On ne va pas se mentir : ces publications ont souvent une composante sociale forte. Montrer qu’on est actif dès le premier jour de l'année, qu'on est "dans le mouvement", peut flatter l'égo. Cela crée aussi une comparaison implicite, même si ce n'est pas toujours conscient : combien de kilomètres as-tu fait ? À quelle allure ? Qui a couru le plus tôt, voire dans les conditions les plus extrêmes ? Une forme de compétition moderne s’installe, non pas sur les sentiers mais sur les fils d'actualité.
Mais alors, publier sa "première sortie" relève-t-il d'une réelle passion pour le sport ou d'une quête d’approbation ? Peut-être un peu des deux. Et c’est là toute la subtilité de ces échanges virtuels : ils oscillent entre sincérité et mise en scène.
courir pour soi, pas pour l’écran
Je me souviens d’un 1er janvier particulièrement glacé dans les Alpes. Pas de connexion à Instagram, seulement mes chaussures, la neige et ce silence unique des montagnes au petit matin. Cette course reste gravée dans ma mémoire, pas parce que quelqu’un l’a vue ou likée, mais parce qu’elle m’a offert ce que chaque passionné de trail recherche : un moment d’intimité avec soi-même et la nature.

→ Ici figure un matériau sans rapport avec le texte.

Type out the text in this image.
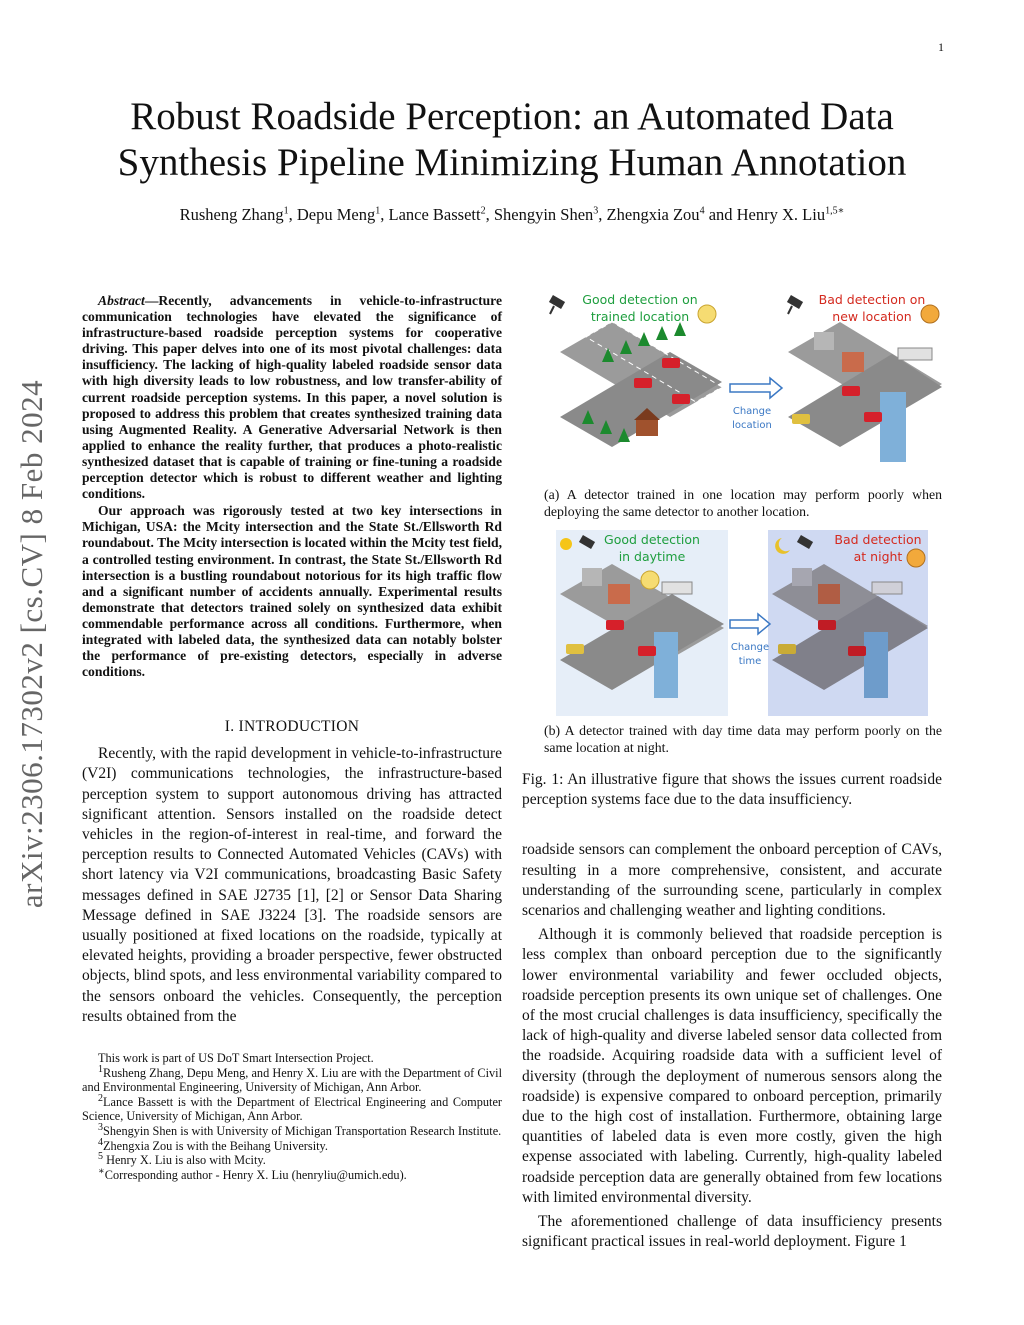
1
arXiv:2306.17302v2 [cs.CV] 8 Feb 2024
Robust Roadside Perception: an Automated Data
Synthesis Pipeline Minimizing Human Annotation
Rusheng Zhang$^1$, Depu Meng$^1$, Lance Bassett$^2$, Shengyin Shen$^3$, Zhengxia Zou$^4$ and Henry X. Liu$^{1,5∗}$

Abstract—Recently, advancements in vehicle-to-infrastructure communication technologies have elevated the significance of infrastructure-based roadside perception systems for cooperative driving. This paper delves into one of its most pivotal challenges: data insufficiency. The lacking of high-quality labeled roadside sensor data with high diversity leads to low robustness, and low transfer-ability of current roadside perception systems. In this paper, a novel solution is proposed to address this problem that creates synthesized training data using Augmented Reality. A Generative Adversarial Network is then applied to enhance the reality further, that produces a photo-realistic synthesized dataset that is capable of training or fine-tuning a roadside perception detector which is robust to different weather and lighting conditions.

Our approach was rigorously tested at two key intersections in Michigan, USA: the Mcity intersection and the State St./Ellsworth Rd roundabout. The Mcity intersection is located within the Mcity test field, a controlled testing environment. In contrast, the State St./Ellsworth Rd intersection is a bustling roundabout notorious for its high traffic flow and a significant number of accidents annually. Experimental results demonstrate that detectors trained solely on synthesized data exhibit commendable performance across all conditions. Furthermore, when integrated with labeled data, the synthesized data can notably bolster the performance of pre-existing detectors, especially in adverse conditions.

I. INTRODUCTION

Recently, with the rapid development in vehicle-to-infrastructure (V2I) communications technologies, the infrastructure-based perception system to support autonomous driving has attracted significant attention. Sensors installed on the roadside detect vehicles in the region-of-interest in real-time, and forward the perception results to Connected Automated Vehicles (CAVs) with short latency via V2I communications, broadcasting Basic Safety messages defined in SAE J2735 [1], [2] or Sensor Data Sharing Message defined in SAE J3224 [3]. The roadside sensors are usually positioned at fixed locations on the roadside, typically at elevated heights, providing a broader perspective, fewer obstructed objects, blind spots, and less environmental variability compared to the sensors onboard the vehicles. Consequently, the perception results obtained from the

This work is part of US DoT Smart Intersection Project.

$^1$Rusheng Zhang, Depu Meng, and Henry X. Liu are with the Department of Civil and Environmental Engineering, University of Michigan, Ann Arbor.

$^2$Lance Bassett is with the Department of Electrical Engineering and Computer Science, University of Michigan, Ann Arbor.

$^3$Shengyin Shen is with University of Michigan Transportation Research Institute.

$^4$Zhengxia Zou is with the Beihang University.

$^5$ Henry X. Liu is also with Mcity.

∗Corresponding author - Henry X. Liu (henryliu@umich.edu).

Good detection on
trained location
Change
location
Bad detection on
new location

(a) A detector trained in one location may perform poorly when deploying the same detector to another location.

Good detection
in daytime
Change
time
Bad detection
at night

(b) A detector trained with day time data may perform poorly on the same location at night.

Fig. 1: An illustrative figure that shows the issues current roadside perception systems face due to the data insufficiency.

roadside sensors can complement the onboard perception of CAVs, resulting in a more comprehensive, consistent, and accurate understanding of the surrounding scene, particularly in complex scenarios and challenging weather and lighting conditions.

Although it is commonly believed that roadside perception is less complex than onboard perception due to the significantly lower environmental variability and fewer occluded objects, roadside perception presents its own unique set of challenges. One of the most crucial challenges is data insufficiency, specifically the lack of high-quality and diverse labeled sensor data collected from the roadside. Acquiring roadside data with a sufficient level of diversity (through the deployment of numerous sensors along the roadside) is expensive compared to onboard perception, primarily due to the high cost of installation. Furthermore, obtaining large quantities of labeled data is even more costly, given the high expense associated with labeling. Currently, high-quality labeled roadside perception data are generally obtained from few locations with limited environmental diversity.

The aforementioned challenge of data insufficiency presents significant practical issues in real-world deployment. Figure 1
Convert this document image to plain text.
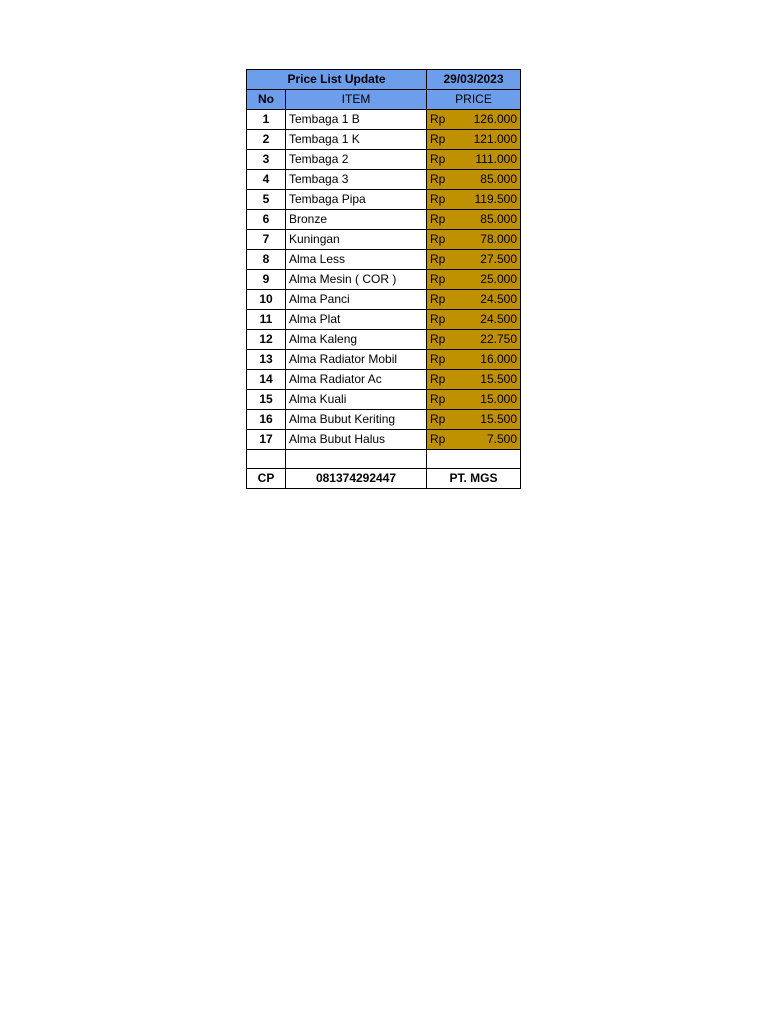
Price List Update		29/03/2023
No	ITEM	PRICE
1	Tembaga 1 B	Rp 126.000

2	Tembaga 1 K	Rp 121.000

3	Tembaga 2	Rp 111.000

4	Tembaga 3	Rp 85.000

5	Tembaga Pipa	Rp 119.500

6	Bronze	Rp 85.000

7	Kuningan	Rp 78.000

8	Alma Less	Rp 27.500

9	Alma Mesin ( COR )	Rp 25.000

10	Alma Panci	Rp 24.500

11	Alma Plat	Rp 24.500

12	Alma Kaleng	Rp 22.750

13	Alma Radiator Mobil	Rp 16.000

14	Alma Radiator Ac	Rp 15.500

15	Alma Kuali	Rp 15.000

16	Alma Bubut Keriting	Rp 15.500

17	Alma Bubut Halus	Rp 7.500

CP	081374292447	PT. MGS
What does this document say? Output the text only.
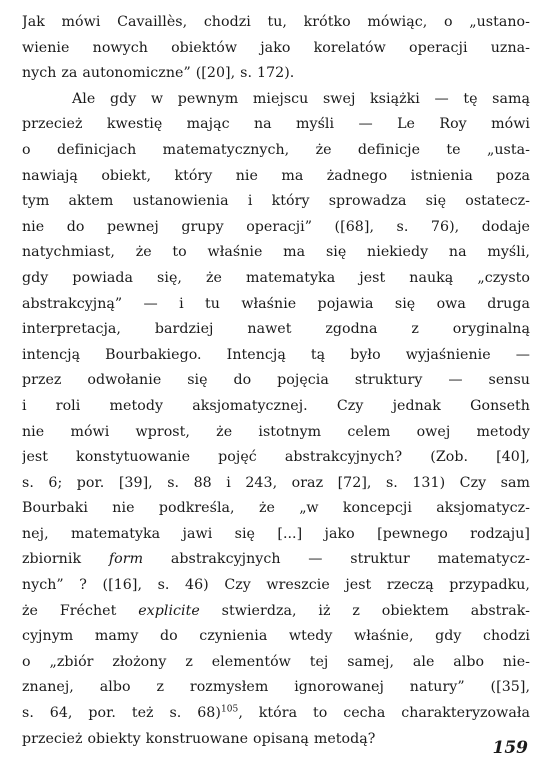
Jak mówi Cavaillès, chodzi tu, krótko mówiąc, o „ustano-
wienie nowych obiektów jako korelatów operacji uzna-
nych za autonomiczne” ([20], s. 172).

Ale gdy w pewnym miejscu swej książki — tę samą
przecież kwestię mając na myśli — Le Roy mówi
o definicjach matematycznych, że definicje te „usta-
nawiają obiekt, który nie ma żadnego istnienia poza
tym aktem ustanowienia i który sprowadza się ostatecz-
nie do pewnej grupy operacji” ([68], s. 76), dodaje
natychmiast, że to właśnie ma się niekiedy na myśli,
gdy powiada się, że matematyka jest nauką „czysto
abstrakcyjną” — i tu właśnie pojawia się owa druga
interpretacja, bardziej nawet zgodna z oryginalną
intencją Bourbakiego. Intencją tą było wyjaśnienie —
przez odwołanie się do pojęcia struktury — sensu
i roli metody aksjomatycznej. Czy jednak Gonseth
nie mówi wprost, że istotnym celem owej metody
jest konstytuowanie pojęć abstrakcyjnych? (Zob. [40],
s. 6; por. [39], s. 88 i 243, oraz [72], s. 131) Czy sam
Bourbaki nie podkreśla, że „w koncepcji aksjomatycz-
nej, matematyka jawi się [...] jako [pewnego rodzaju]
zbiornik form abstrakcyjnych — struktur matematycz-
nych” ? ([16], s. 46) Czy wreszcie jest rzeczą przypadku,
że Fréchet explicite stwierdza, iż z obiektem abstrak-
cyjnym mamy do czynienia wtedy właśnie, gdy chodzi
o „zbiór złożony z elementów tej samej, ale albo nie-
znanej, albo z rozmysłem ignorowanej natury” ([35],
s. 64, por. też s. 68)$^{105}$, która to cecha charakteryzowała
przecież obiekty konstruowane opisaną metodą?	159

Et si c’était ça, le vrai message ? Bien sûr, partager ses exploits peut sembler légitime. Après tout, nous avons tous envie de montrer ce que nous aimons. Mais parfois, cette volonté de partage finit par dénaturer l’intention première. Au lieu de savourer le moment, on pense à l’angle du selfie parfait, à l’impact potentiel sur notre auditoire, ou pire, aux algorithmes. Le sport devient un spectacle, perdant un peu de sa pureté.
Alors pourquoi ne pas essayer, lors de votre prochain "run du 1er janvier", de laisser votre téléphone à la maison ? Juste pour voir. Les réseaux ne disparaîtront pas, mais ce qui est sûr, c’est que ce moment-là, vous, vous ne l’oublierez jamais.
Que l’on soit amateur de course à pied ou simple spectateur de ces myriades de publications saisonnières, ce rituel du "run du 1er janvier" invite à une réflexion plus large. Et vous, pourquoi courez-vous vraiment ? Pour le plaisir, pour le dépassement de soi, pour le partage virtuel ? Il n’y a pas de réponse unique, mais il est essentiel qu’elle vous appartienne. Alors, chaussez vos baskets, trouvez votre chemin, et laissez les kilomètres parler pour vous — ou pas.
Bonne année à tous, et surtout, bonne course au-delà des likes et commentaires.